Myocardial tissue characterization by cardiovascular magnetic resonance (CMR) T1 mapping currently receives increasing interest as a diagnostic tool in various disease settings. The T1-mapping technique allows non-invasive estimation of myocardial extracellular volume (ECV) using T1-times before and after gadolinium administration; however, for calculation of the myocardial ECV the hematocrit is needed, which limits its utility in routine application. Recently, the alternative use of the blood pool T1-time instead of the hematocrit has been described.

Methods

The results of CMR T1 mapping data of 513 consecutive patients were analyzed for this study. Blood for hematocrit measurement was drawn when placing the i. v. line for contrast agent administration. Data from the first 200 consecutive patients (derivation cohort) were used to establish a regression formula allowing synthetic hematocrit calculation, which was then validated in the following 313 patients (validation cohort).
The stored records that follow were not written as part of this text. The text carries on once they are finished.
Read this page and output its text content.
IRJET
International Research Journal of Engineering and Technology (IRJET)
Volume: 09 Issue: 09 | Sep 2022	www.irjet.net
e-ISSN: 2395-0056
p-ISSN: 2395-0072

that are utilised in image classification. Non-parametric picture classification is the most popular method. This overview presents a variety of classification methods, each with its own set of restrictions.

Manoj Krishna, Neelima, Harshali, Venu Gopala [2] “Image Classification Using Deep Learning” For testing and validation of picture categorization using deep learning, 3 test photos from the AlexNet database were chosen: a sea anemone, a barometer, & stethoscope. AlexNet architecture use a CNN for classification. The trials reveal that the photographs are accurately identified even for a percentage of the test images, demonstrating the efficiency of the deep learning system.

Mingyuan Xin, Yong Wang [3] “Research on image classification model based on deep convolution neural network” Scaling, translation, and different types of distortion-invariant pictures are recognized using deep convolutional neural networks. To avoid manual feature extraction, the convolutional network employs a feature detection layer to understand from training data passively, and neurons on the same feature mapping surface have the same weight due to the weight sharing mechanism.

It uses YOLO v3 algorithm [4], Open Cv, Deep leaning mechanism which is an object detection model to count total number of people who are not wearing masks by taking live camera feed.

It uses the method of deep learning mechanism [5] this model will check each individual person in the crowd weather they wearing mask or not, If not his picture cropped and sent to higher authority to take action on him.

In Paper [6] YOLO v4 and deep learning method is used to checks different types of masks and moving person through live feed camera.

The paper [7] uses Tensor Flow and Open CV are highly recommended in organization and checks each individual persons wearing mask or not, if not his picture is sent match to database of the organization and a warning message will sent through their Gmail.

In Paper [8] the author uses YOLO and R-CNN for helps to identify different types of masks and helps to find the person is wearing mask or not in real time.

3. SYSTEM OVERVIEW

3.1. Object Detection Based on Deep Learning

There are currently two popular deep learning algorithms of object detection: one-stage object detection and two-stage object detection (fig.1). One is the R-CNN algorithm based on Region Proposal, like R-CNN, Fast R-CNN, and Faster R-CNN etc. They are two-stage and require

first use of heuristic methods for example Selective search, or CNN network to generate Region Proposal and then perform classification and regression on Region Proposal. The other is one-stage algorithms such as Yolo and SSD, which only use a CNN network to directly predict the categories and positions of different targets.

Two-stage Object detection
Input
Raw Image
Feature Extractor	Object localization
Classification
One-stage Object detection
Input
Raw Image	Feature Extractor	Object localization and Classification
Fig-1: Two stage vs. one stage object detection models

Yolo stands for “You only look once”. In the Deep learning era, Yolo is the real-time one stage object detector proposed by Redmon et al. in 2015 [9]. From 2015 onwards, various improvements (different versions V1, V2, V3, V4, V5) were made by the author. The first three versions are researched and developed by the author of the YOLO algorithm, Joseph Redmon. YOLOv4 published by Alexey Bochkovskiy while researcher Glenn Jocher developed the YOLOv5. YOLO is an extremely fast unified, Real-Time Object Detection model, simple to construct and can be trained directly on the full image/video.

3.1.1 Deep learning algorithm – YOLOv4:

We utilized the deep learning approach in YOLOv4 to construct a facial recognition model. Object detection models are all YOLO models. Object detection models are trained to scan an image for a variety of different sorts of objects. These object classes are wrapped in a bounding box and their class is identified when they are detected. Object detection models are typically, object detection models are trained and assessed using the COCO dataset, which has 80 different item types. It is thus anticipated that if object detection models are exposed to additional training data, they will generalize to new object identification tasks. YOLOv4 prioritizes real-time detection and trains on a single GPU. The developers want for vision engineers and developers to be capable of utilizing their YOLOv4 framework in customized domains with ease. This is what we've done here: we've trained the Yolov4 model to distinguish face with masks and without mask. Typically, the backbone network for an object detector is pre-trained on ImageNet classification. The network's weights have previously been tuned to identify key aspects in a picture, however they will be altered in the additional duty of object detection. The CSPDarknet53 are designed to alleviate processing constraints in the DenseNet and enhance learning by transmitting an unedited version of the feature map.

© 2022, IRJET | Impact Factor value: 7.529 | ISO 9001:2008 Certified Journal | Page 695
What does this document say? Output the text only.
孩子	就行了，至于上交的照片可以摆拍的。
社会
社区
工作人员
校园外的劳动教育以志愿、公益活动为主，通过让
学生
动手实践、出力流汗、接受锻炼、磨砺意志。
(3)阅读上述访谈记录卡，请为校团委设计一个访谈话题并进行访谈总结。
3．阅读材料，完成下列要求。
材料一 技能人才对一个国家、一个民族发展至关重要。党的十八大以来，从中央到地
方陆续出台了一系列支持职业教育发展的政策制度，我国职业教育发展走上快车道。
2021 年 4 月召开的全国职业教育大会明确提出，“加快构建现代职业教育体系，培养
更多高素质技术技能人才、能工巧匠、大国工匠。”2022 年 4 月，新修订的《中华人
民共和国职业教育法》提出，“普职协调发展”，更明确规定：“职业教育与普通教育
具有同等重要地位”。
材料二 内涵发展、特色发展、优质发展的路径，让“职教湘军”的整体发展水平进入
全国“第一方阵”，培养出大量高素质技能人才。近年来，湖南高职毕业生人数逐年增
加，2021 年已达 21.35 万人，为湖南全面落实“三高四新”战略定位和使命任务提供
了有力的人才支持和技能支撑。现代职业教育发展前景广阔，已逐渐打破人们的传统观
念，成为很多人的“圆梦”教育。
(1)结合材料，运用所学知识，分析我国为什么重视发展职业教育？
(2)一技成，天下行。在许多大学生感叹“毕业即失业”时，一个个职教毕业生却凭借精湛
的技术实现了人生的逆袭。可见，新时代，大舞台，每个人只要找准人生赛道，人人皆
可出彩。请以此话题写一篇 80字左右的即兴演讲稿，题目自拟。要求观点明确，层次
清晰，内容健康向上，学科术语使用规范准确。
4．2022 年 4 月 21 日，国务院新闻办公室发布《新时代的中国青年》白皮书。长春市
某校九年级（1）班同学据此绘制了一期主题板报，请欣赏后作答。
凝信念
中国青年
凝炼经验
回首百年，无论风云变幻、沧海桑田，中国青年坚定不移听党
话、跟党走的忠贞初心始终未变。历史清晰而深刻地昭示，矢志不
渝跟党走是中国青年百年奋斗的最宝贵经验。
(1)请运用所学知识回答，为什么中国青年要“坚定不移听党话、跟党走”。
Synthetic ECV was calculated using synthetic hematocrit, and was compared with conventionally derived ECV.

Results

Among the entire cohort of 513 patients (mean age 57.4 ± 17.5 years old, 49.1% female) conventionally measured hematocrit was 39.9 ± 4.7% and native blood pool T1-time was 1570.6 ± 117.8 ms. Hematocrit and relaxivity of blood (R1 = 1/blood pool T1 time) were significantly correlated (r = 0.533, r2 = 0.284, p < 0.001). By linear regression analysis, the following formula was developed from the derivation cohort: synthetic hematocrit = 628.5 × R1 − 0.002. Synthetic and conventional hematocrit as well as ECV showed significant correlation in the validation (r = 0.533, r2 = 0.284, p < 0.001 and r = 0.943, r2 = 0.889, p < 0.001, respectively) as well as the overall cohort (r = 0.552, r2 = 0.305, p < 0.001 and r = 0.957, r2 = 0,916, p < 0.001). By Bland Altman analysis, good agreement between conventional and synthetic ECV was found in the validation cohort (mean difference: 0.007%, limits of agreement: −4.32 and 4.33%, respectively).

Conclusion

Synthetic ECV using native blood pool T1-times to calculate the hematocrit, is feasible and leads to almost identical results in comparison with the conventional method. It may allow fully automatic ECV-mapping and thus enable broader use of ECV by CMR T1 mapping in clinical practice.

Keywords

Cardiovascular magnetic resonance imaging Extracellular volume T1-mapping Modified look-locker inversion recovery Synthetic hematocrit 

Introduction

Over the last decade cardiovascular magnetic resonance imaging (CMR) has gained increasing importance in clinical practice. While echocardiography remains the standard cardiac imaging tool due to its broad availability and low cost, CMR is now the recognized reference method for evaluation of left and right ventricular size and function [1]. In addition, CMR allows visualization of focal fibrosis and focal expansion of the extracellular space through late gadolinium-enhanced (LGE) imaging [2]; however, LGE does not allow a quantitative analysis of diffuse fibrosis, which may affect large parts of the myocardium. By using recently described T1-mapping methods it is now possible to non-invasively calculate the extracellular volume (ECV), [3, 4], which has been shown to accurately reflect diffuse myocardial fibrosis when compared with biopsy samples [4, 5, 6, 7, 8, 9, 10, 11, 12, 13, 14]. The use of T1-mapping and ECV have been investigated in a broad range of cardiovascular diseases, including valvular heart disease [4, 7, 8, 13], cardiac amyloidosis [15, 16], myocarditis [17, 18], myocardial infarction [19], Anderson-Fabry disease [20] and heart failure [21, 22]. Several studies reported a strong association of ECV with stages of disease and cardiovascular outcomes [11, 23, 24, 25]; however, the hematocrit is needed to calculate the ECV, which limits its routine application and automatic post-scanning processing.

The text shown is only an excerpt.